ERROR:root:Exception while sending command.
Traceback (most recent call last):
  File "/usr/local/lib/python3.7/dist-packages/py4j/clientserver.py", line 475, in send_command
    answer = smart_decode(self.stream.readline()[:-1])
RuntimeError: reentrant call inside <_io.BufferedReader name=55>

During handling of the above exception, another exception occurred:

Traceback (most recent call last):
  File "/usr/local/lib/python3.7/dist-packages/py4j/java_gateway.py", line 1038, in send_command
    response = connection.send_command(command)
  File "/usr/local/lib/python3.7/dist-packages/py4j/clientserver.py", line 504, in send_command
    "Error while sending or receiving", e, proto.ERROR_ON_RECEIVE)
py4j.protocol.Py4JNetworkError: Error while sending or receiving
ERROR:root:Exception while sending command.
Traceback (most recent call last):
  File "/usr/local/lib/python3.7/dist-packages/py4j/clientserver.py", line 475, in send_command
    answer = smart_decode(self.stream.readline()[:-1

Py4JError: ignored

---
# Exercises

## Exercise 1

In a denial-of-service event it is important to identify the IP sources that might be attacking the system, by issuing a large number of requests.

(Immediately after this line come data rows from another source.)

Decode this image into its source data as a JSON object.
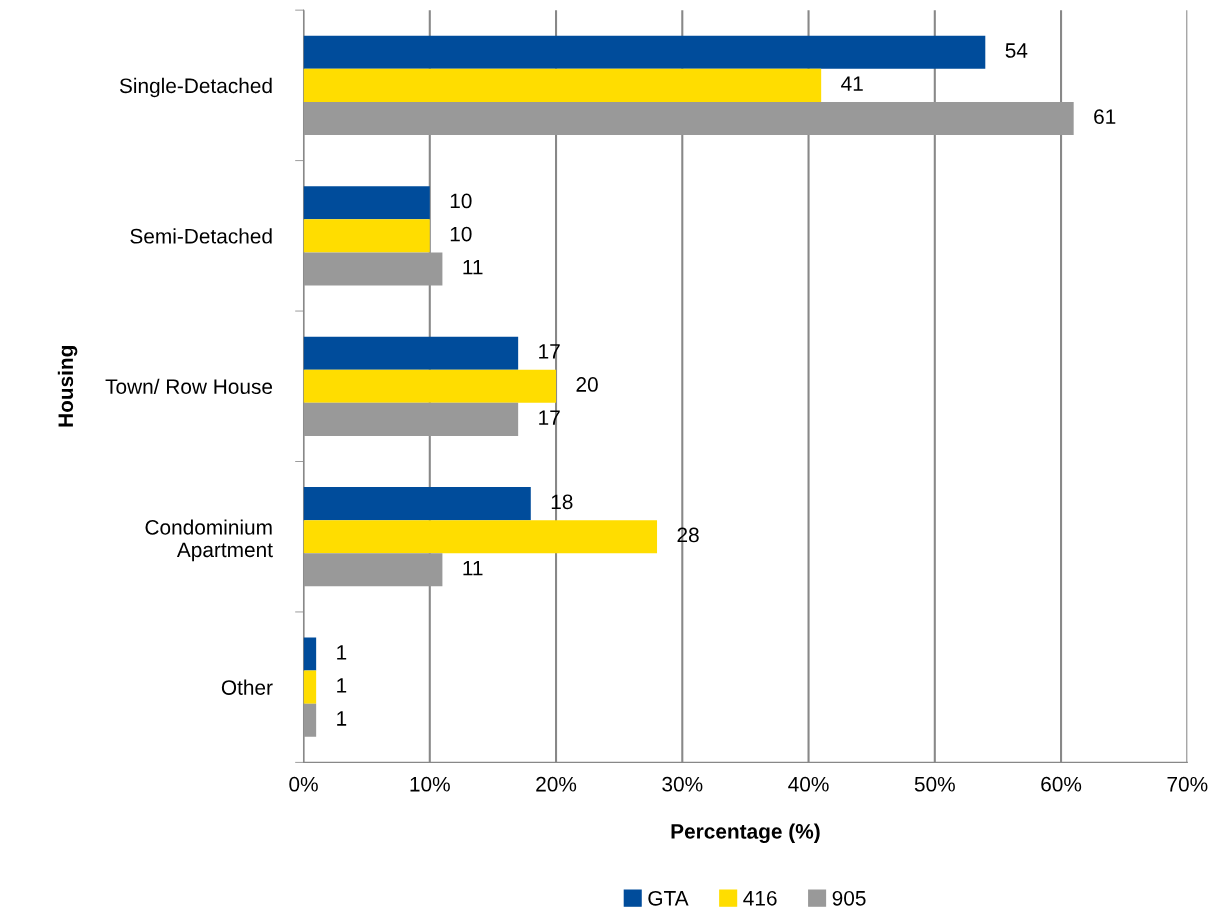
{
  "chart_data": {
    "type": "bar",
    "orientation": "horizontal",
    "xlabel": "Percentage (%)",
    "ylabel": "Housing",
    "categories": [
      "Single-Detached",
      "Semi-Detached",
      "Town/ Row House",
      "Condominium\nApartment",
      "Other"
    ],
    "series": [
      {
        "name": "GTA",
        "color": "#004c9b",
        "values": [
          54,
          10,
          17,
          18,
          1
        ]
      },
      {
        "name": "416",
        "color": "#ffdd00",
        "values": [
          41,
          10,
          20,
          28,
          1
        ]
      },
      {
        "name": "905",
        "color": "#999999",
        "values": [
          61,
          11,
          17,
          11,
          1
        ]
      }
    ],
    "xlim": [
      0,
      70
    ],
    "xticks": [
      {
        "value": 0,
        "label": "0%"
      },
      {
        "value": 10,
        "label": "10%"
      },
      {
        "value": 20,
        "label": "20%"
      },
      {
        "value": 30,
        "label": "30%"
      },
      {
        "value": 40,
        "label": "40%"
      },
      {
        "value": 50,
        "label": "50%"
      },
      {
        "value": 60,
        "label": "60%"
      },
      {
        "value": 70,
        "label": "70%"
      }
    ],
    "grid": "x",
    "legend": "bottom",
    "data_labels": true
  }
}
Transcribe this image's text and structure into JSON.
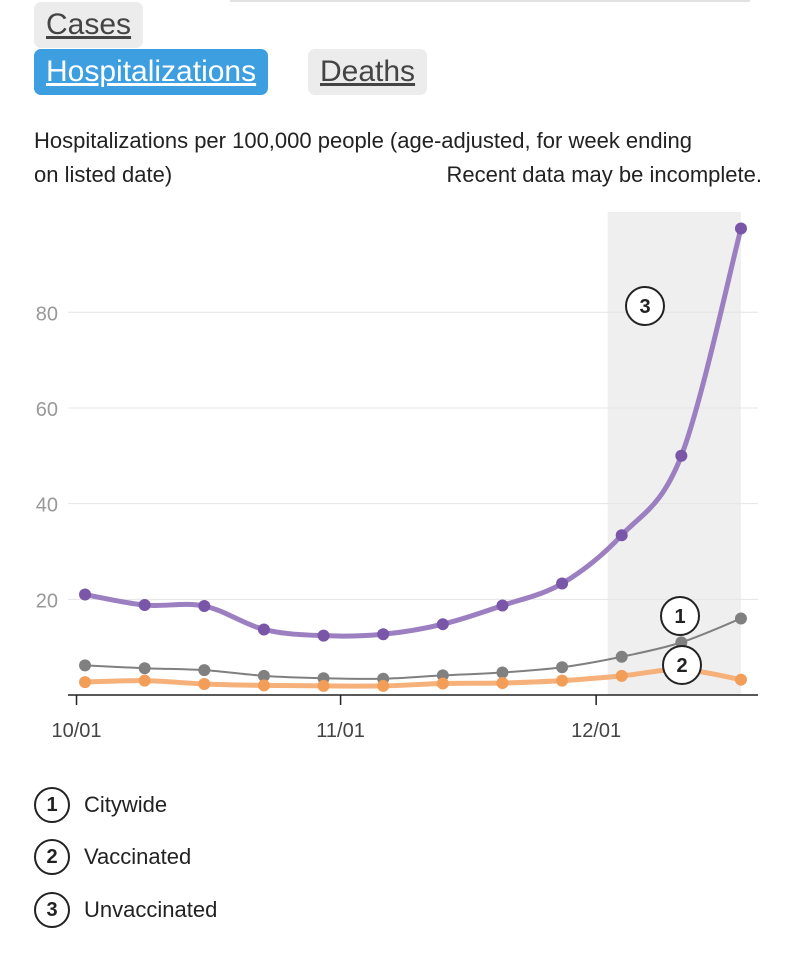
{
  "tabs": [
    {
      "label": "Cases",
      "active": false
    },
    {
      "label": "Hospitalizations",
      "active": true
    },
    {
      "label": "Deaths",
      "active": false
    }
  ],
  "description_line1": "Hospitalizations per 100,000 people (age-adjusted, for week ending",
  "description_line2": "on listed date)",
  "note": "Recent data may be incomplete.",
  "colors": {
    "active_tab": "#3d9fe0",
    "unvaccinated": "#9b7fc0",
    "unvaccinated_marker": "#7a56a8",
    "citywide": "#808080",
    "vaccinated": "#f6b07a",
    "vaccinated_marker": "#f29d58",
    "incomplete_band": "#efefef"
  },
  "chart_data": {
    "type": "line",
    "x": [
      "2021-10-02",
      "2021-10-09",
      "2021-10-16",
      "2021-10-23",
      "2021-10-30",
      "2021-11-06",
      "2021-11-13",
      "2021-11-20",
      "2021-11-27",
      "2021-12-04",
      "2021-12-11",
      "2021-12-18"
    ],
    "x_ticks": [
      {
        "date": "2021-10-01",
        "label": "10/01"
      },
      {
        "date": "2021-11-01",
        "label": "11/01"
      },
      {
        "date": "2021-12-01",
        "label": "12/01"
      }
    ],
    "y_ticks": [
      20,
      40,
      60,
      80
    ],
    "ylim": [
      0,
      102
    ],
    "incomplete_range": [
      "2021-12-04",
      "2021-12-18"
    ],
    "grid": true,
    "series": [
      {
        "name": "Citywide",
        "marker": "1",
        "values": [
          6.2,
          5.6,
          5.2,
          4.0,
          3.5,
          3.4,
          4.1,
          4.7,
          5.8,
          8.0,
          11.0,
          16.0
        ]
      },
      {
        "name": "Vaccinated",
        "marker": "2",
        "values": [
          2.7,
          3.0,
          2.3,
          2.0,
          1.9,
          1.9,
          2.4,
          2.5,
          3.0,
          4.0,
          5.3,
          3.2
        ]
      },
      {
        "name": "Unvaccinated",
        "marker": "3",
        "values": [
          21.0,
          18.8,
          18.6,
          13.7,
          12.4,
          12.7,
          14.8,
          18.7,
          23.3,
          33.4,
          50.0,
          97.5
        ]
      }
    ]
  }
}
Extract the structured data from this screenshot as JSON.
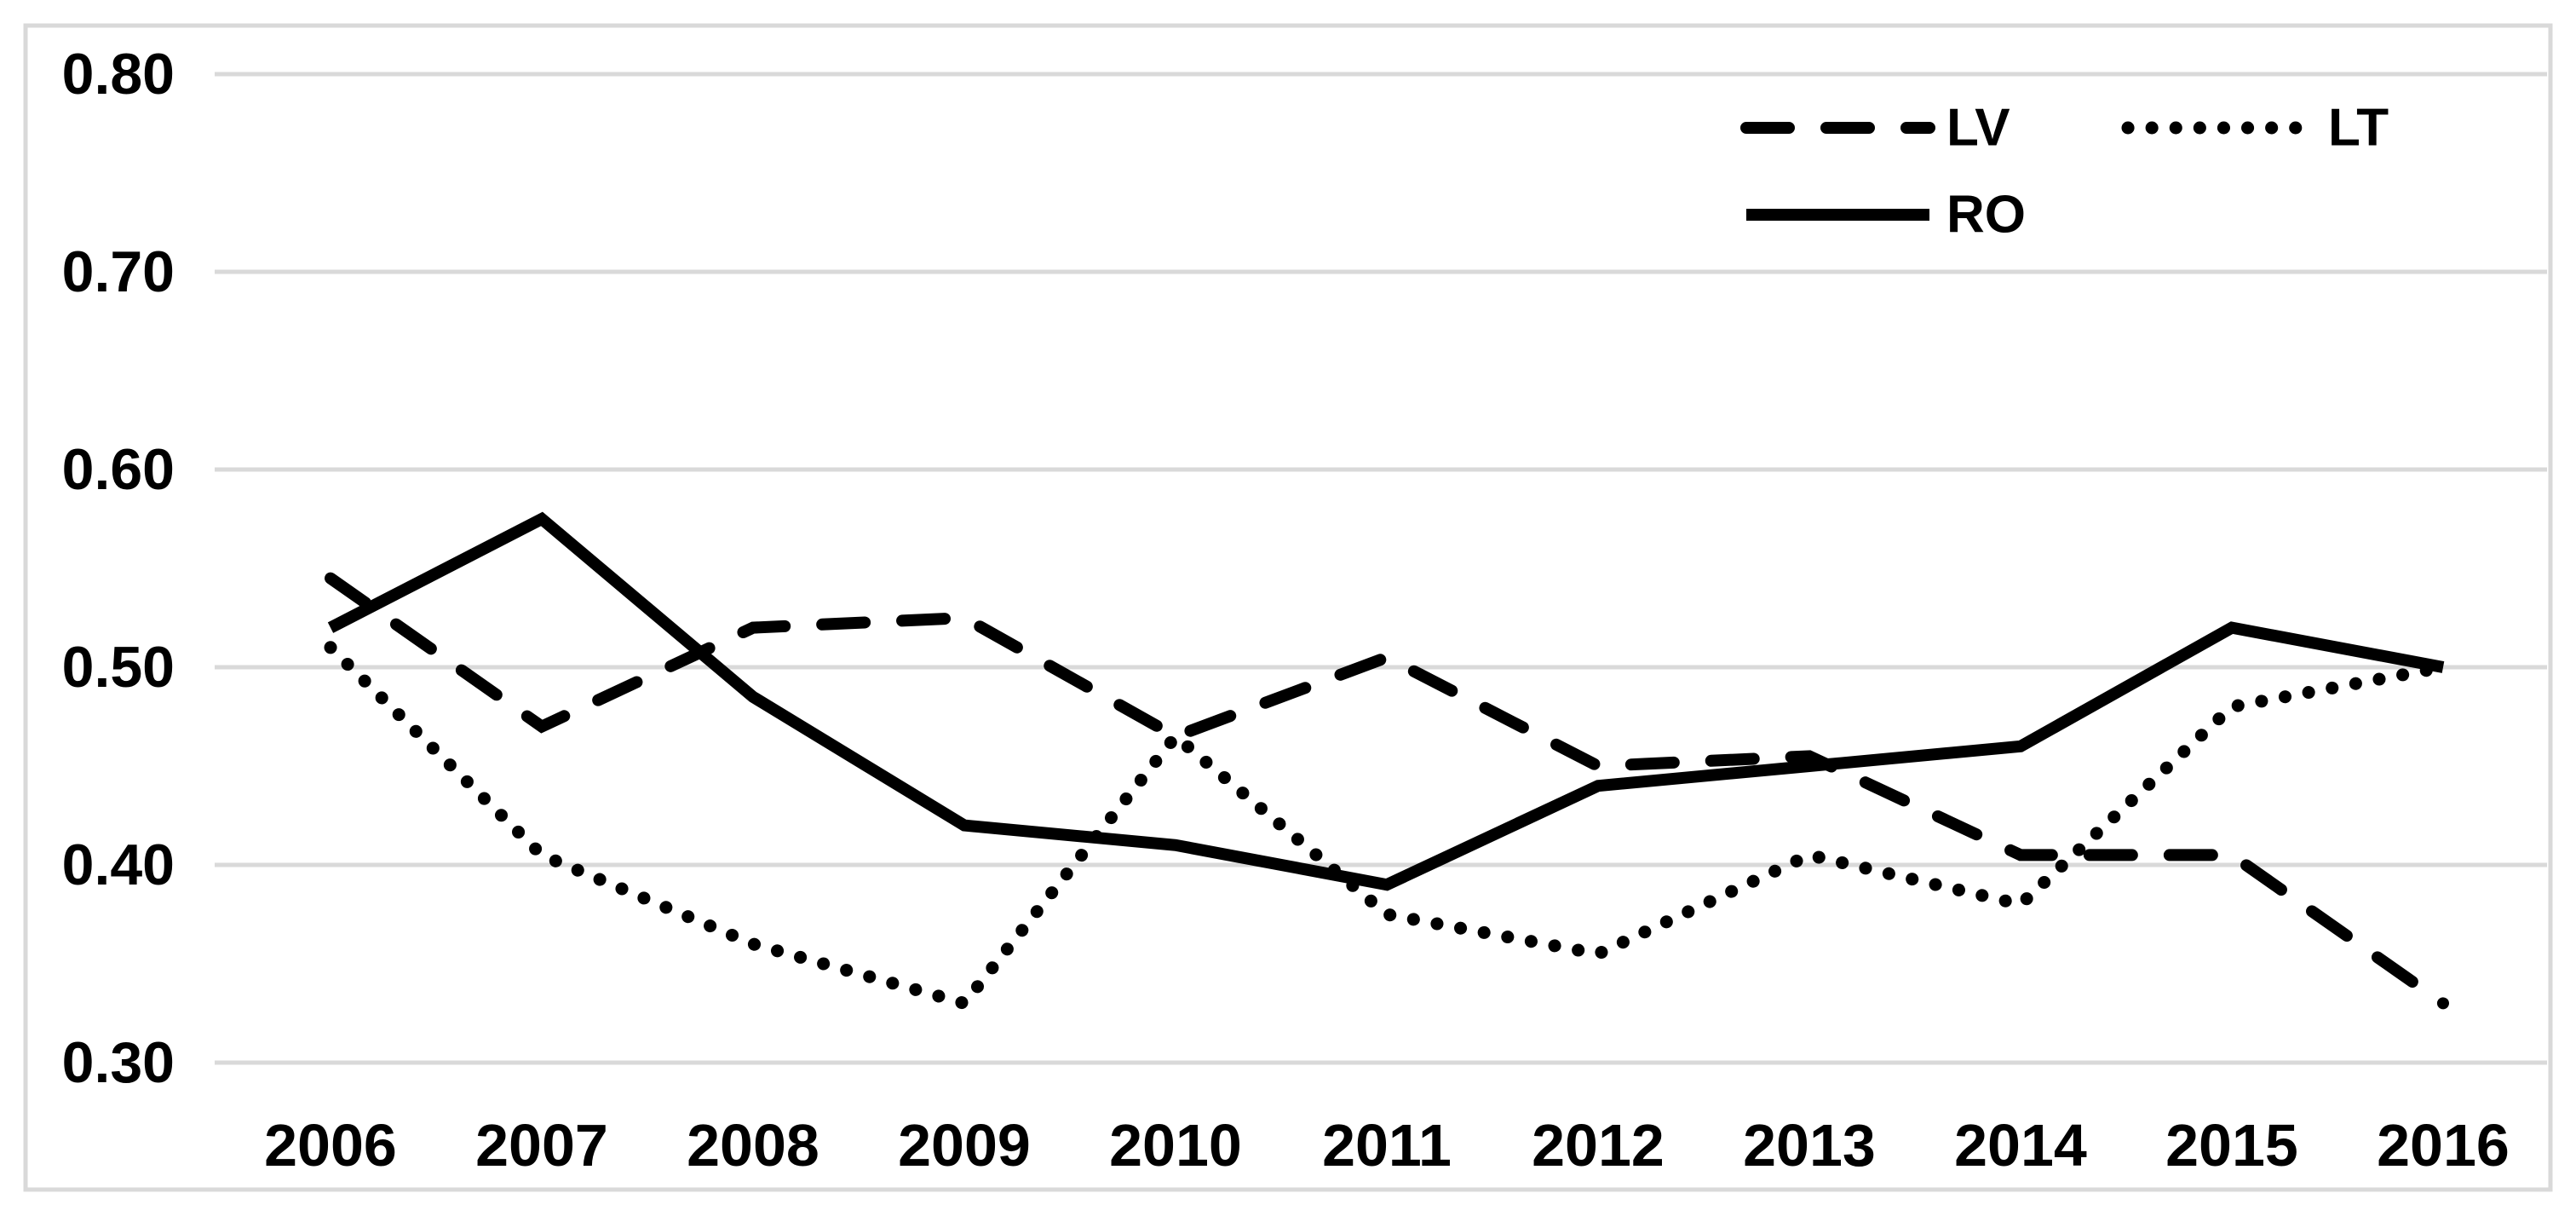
{
  "chart_data": {
    "type": "line",
    "title": "",
    "xlabel": "",
    "ylabel": "",
    "categories": [
      "2006",
      "2007",
      "2008",
      "2009",
      "2010",
      "2011",
      "2012",
      "2013",
      "2014",
      "2015",
      "2016"
    ],
    "series": [
      {
        "name": "LV",
        "style": "dashed",
        "values": [
          0.545,
          0.47,
          0.52,
          0.525,
          0.465,
          0.505,
          0.45,
          0.455,
          0.405,
          0.405,
          0.33
        ]
      },
      {
        "name": "LT",
        "style": "dotted",
        "values": [
          0.51,
          0.405,
          0.36,
          0.33,
          0.465,
          0.375,
          0.355,
          0.405,
          0.38,
          0.48,
          0.5
        ]
      },
      {
        "name": "RO",
        "style": "solid",
        "values": [
          0.52,
          0.575,
          0.485,
          0.42,
          0.41,
          0.39,
          0.44,
          0.45,
          0.46,
          0.52,
          0.5
        ]
      }
    ],
    "ylim": [
      0.3,
      0.8
    ],
    "yticks": [
      "0.80",
      "0.70",
      "0.60",
      "0.50",
      "0.40",
      "0.30"
    ],
    "grid": true,
    "legend_position": "top-right",
    "legend": {
      "items": [
        {
          "label": "LV",
          "style": "dashed"
        },
        {
          "label": "LT",
          "style": "dotted"
        },
        {
          "label": "RO",
          "style": "solid"
        }
      ]
    },
    "colors": {
      "line": "#000000",
      "gridline": "#d9d9d9",
      "frame": "#d9d9d9",
      "background": "#ffffff",
      "text": "#000000"
    }
  }
}
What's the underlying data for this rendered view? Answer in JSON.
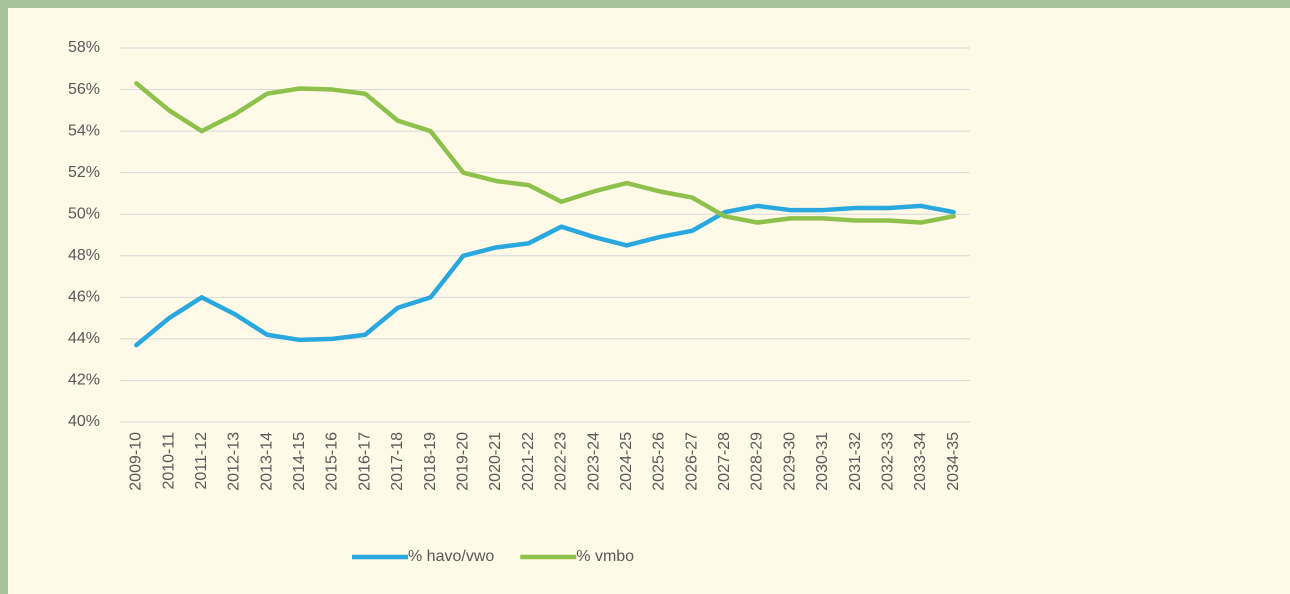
{
  "chart_data": {
    "type": "line",
    "categories": [
      "2009-10",
      "2010-11",
      "2011-12",
      "2012-13",
      "2013-14",
      "2014-15",
      "2015-16",
      "2016-17",
      "2017-18",
      "2018-19",
      "2019-20",
      "2020-21",
      "2021-22",
      "2022-23",
      "2023-24",
      "2024-25",
      "2025-26",
      "2026-27",
      "2027-28",
      "2028-29",
      "2029-30",
      "2030-31",
      "2031-32",
      "2032-33",
      "2033-34",
      "2034-35"
    ],
    "series": [
      {
        "name": "% havo/vwo",
        "color": "#29a8e0",
        "values": [
          43.7,
          45.0,
          46.0,
          45.2,
          44.2,
          43.95,
          44.0,
          44.2,
          45.5,
          46.0,
          48.0,
          48.4,
          48.6,
          49.4,
          48.9,
          48.5,
          48.9,
          49.2,
          50.1,
          50.4,
          50.2,
          50.2,
          50.3,
          50.3,
          50.4,
          50.1
        ]
      },
      {
        "name": "% vmbo",
        "color": "#8dc14b",
        "values": [
          56.3,
          55.0,
          54.0,
          54.8,
          55.8,
          56.05,
          56.0,
          55.8,
          54.5,
          54.0,
          52.0,
          51.6,
          51.4,
          50.6,
          51.1,
          51.5,
          51.1,
          50.8,
          49.9,
          49.6,
          49.8,
          49.8,
          49.7,
          49.7,
          49.6,
          49.9
        ]
      }
    ],
    "ylim": [
      40,
      58
    ],
    "yticks": [
      {
        "value": 40,
        "label": "40%"
      },
      {
        "value": 42,
        "label": "42%"
      },
      {
        "value": 44,
        "label": "44%"
      },
      {
        "value": 46,
        "label": "46%"
      },
      {
        "value": 48,
        "label": "48%"
      },
      {
        "value": 50,
        "label": "50%"
      },
      {
        "value": 52,
        "label": "52%"
      },
      {
        "value": 54,
        "label": "54%"
      },
      {
        "value": 56,
        "label": "56%"
      },
      {
        "value": 58,
        "label": "58%"
      }
    ],
    "grid": true,
    "legend": "bottom"
  }
}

Write a program to find the IP sources that have done more than 50 requests in the last 10 seconds -- dump this information every 5 seconds. 


## Exercise 2

#### a)
Write a program to dump the number of requests, minimum processing time, maximum processing time for request in the last 10 seconds, **for all** source IPs that performed more than 100 requests -- dump this information every 5 second.  

#### b)

Write a program to dump the number of requests, minimum processing time, maximum processing time for request in the last 10 seconds, **only if at least one** source IP has performed more than 100 requests -- dump this information every 5 second.

## Exercise 3
Write a program to dump the IP sources that deviate most from the average in terms of the number of requests made in the last 30 seconds - dump this information every 5 seconds.

## Exercise 4

Run additional logsender servers for subsets of the logs (IPv4 and IPv6 logs), using the following commands.

```
!nohup python logsender/server.py logsender/webipv4.log 7778 > /dev/null 2> /dev/null &
!nohup python logsender/server.py logsender/webipv6.log 7779 > /dev/null 2> /dev/null &
```

Write a program that combines the two streams, dumping the number of requests made in the last 15 seconds - dump this information every 5 seconds.

## Exercise 5

Write a program that combines the two streams from the previous exercise and dumps the proportion of IPv4 vs IPv6 requests in the last 20 seconds - dump this information every 5 seconds.